Tükürük, koruyucu etkisi immünoglobulinlerin (antikorların) eşzamanlı varlığı ile güçlendirilen lizozim adı verilen bir antibakteriyel madde sayesinde vücudu gıda ile bulaşan mikroorganizmalardan korur.
Tükürük bezleri sürekli bir döngü içinde çalışır ve miktarları değişmekle birlikte (günde 1000-1500 ml) tükürük sürekli salgılanır. Uyku sırasında dakikada yaklaşık 0,3 ml tükürük salgılanırken, uyanıkken bu miktar dakikada 0,5 ml'ye çıkar. Stimülasyonu takiben tükürük salgısı 3-4 ml/dk'ya ulaşabilir.
Salgı uyarısına, ağız boşluğunun duvarlarında bulunan ve gıda varlığına duyarlı (kalemi ısırmak) hücresel mekanoreseptörler ve belirli kimyasal maddeler (tat tomurcukları) tarafından aktive edilen kemoreseptörler aracılık eder. Bu reseptörler tarafından iletilen sinyaller, glandüler sekresyonu uyarmak için yeniden işlendiği otonom sinir sistemine (ampulde bulunan tükürük merkezleri) iletilir. Aynı sonuç, organizma, belirli kokular, özellikle lezzetli bir yiyeceğin görüntüsü veya yiyecekleri çağrıştıran hatıralar gibi belirli uyaranlara maruz kaldığında da elde edilir.Tüm mekanizmanın amacı, ağzı yiyecekleri kabul etmeye hazırlamaktır.
Tükürük bezlerini innerve eden efferent sinir lifleri esas olarak parasempatik sinir sistemine aittir. Ancak ortosempatik sistemin de önemli bir katkısı vardır. Her ikisi de tükürük salgısını uyarır ve bu, sindirim sistemi ile birlikte iki sistemin aynı işlevi yerine getirdiği tek durum olmasa da birkaç durumdan biridir (genellikle ortosempatik engeller, sempatik uyarır).
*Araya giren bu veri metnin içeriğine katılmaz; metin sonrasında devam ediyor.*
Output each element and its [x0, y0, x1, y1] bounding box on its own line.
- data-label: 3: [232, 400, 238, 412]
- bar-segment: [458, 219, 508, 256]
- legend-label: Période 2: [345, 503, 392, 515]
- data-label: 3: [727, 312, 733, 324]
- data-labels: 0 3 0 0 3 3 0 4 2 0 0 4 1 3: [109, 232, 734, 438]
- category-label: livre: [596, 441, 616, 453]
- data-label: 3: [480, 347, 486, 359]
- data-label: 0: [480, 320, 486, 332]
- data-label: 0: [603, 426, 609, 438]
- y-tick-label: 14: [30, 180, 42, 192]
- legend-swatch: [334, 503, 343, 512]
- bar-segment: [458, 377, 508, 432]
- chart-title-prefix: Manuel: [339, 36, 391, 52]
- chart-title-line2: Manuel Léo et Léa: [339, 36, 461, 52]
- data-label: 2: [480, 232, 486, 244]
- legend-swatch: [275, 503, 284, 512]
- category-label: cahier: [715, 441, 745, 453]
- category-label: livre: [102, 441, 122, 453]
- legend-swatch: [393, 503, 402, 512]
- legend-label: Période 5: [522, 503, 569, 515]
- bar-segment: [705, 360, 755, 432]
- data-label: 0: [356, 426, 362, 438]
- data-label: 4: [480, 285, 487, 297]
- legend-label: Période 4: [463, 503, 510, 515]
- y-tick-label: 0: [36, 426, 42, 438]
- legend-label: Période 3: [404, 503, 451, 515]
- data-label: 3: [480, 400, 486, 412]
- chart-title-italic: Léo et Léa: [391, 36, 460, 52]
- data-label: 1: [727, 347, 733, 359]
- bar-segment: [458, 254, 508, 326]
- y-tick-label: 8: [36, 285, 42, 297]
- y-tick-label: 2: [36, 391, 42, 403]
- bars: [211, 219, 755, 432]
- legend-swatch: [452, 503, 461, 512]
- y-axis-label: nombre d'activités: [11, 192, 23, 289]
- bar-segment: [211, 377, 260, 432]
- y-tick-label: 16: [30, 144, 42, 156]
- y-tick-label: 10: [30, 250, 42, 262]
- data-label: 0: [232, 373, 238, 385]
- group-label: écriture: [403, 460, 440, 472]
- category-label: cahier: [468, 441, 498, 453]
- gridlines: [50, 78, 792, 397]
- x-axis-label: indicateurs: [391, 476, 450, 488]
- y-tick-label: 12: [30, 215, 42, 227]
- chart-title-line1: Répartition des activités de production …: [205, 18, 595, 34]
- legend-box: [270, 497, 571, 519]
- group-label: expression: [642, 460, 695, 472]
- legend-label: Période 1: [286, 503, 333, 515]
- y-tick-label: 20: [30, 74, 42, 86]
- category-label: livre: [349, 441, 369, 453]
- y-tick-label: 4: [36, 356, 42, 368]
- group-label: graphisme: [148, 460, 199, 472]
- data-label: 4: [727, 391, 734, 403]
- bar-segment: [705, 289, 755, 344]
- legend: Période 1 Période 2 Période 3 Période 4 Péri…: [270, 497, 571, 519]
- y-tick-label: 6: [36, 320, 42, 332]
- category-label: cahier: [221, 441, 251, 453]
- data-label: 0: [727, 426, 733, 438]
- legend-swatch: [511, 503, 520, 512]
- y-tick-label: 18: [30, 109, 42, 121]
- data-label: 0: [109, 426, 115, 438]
Bununla birlikte, bu düzenleyici mekanizmalar arasında küçük bir fark vardır: normal koşullarda hem tükürük bezlerini uyarır, hem de belirli durumlarda (güçlü duygu veya korku), sempatiklerin hareketi tersine çevrilir ve tükürük salgısı ortadan kaldırılır.
Tükürük eksikliğine ağız kuruluğu denir ve tükürük bezlerinin yaralanmasından, ilaç kullanımından, psikolojik bozukluklardan, kabakulak (kabakulak) gibi bazı hastalıklardan ve organizmanın genel dehidrasyonundan kaynaklanabilir.
Aşırı tükürük, bunun yerine, bazı ilaçların kullanımı, akıl hastalıkları, hamilelik, diş protezlerinin ilk kurulumu, ağız boşluğunun iltihaplı koşulları, diş arası tartar fazlalığına bağlı olarak "ptalizm" veya "siyalore" terimi ile tanımlanır. ve sindirim sisteminin ilk yolunu etkileyen tümörlere.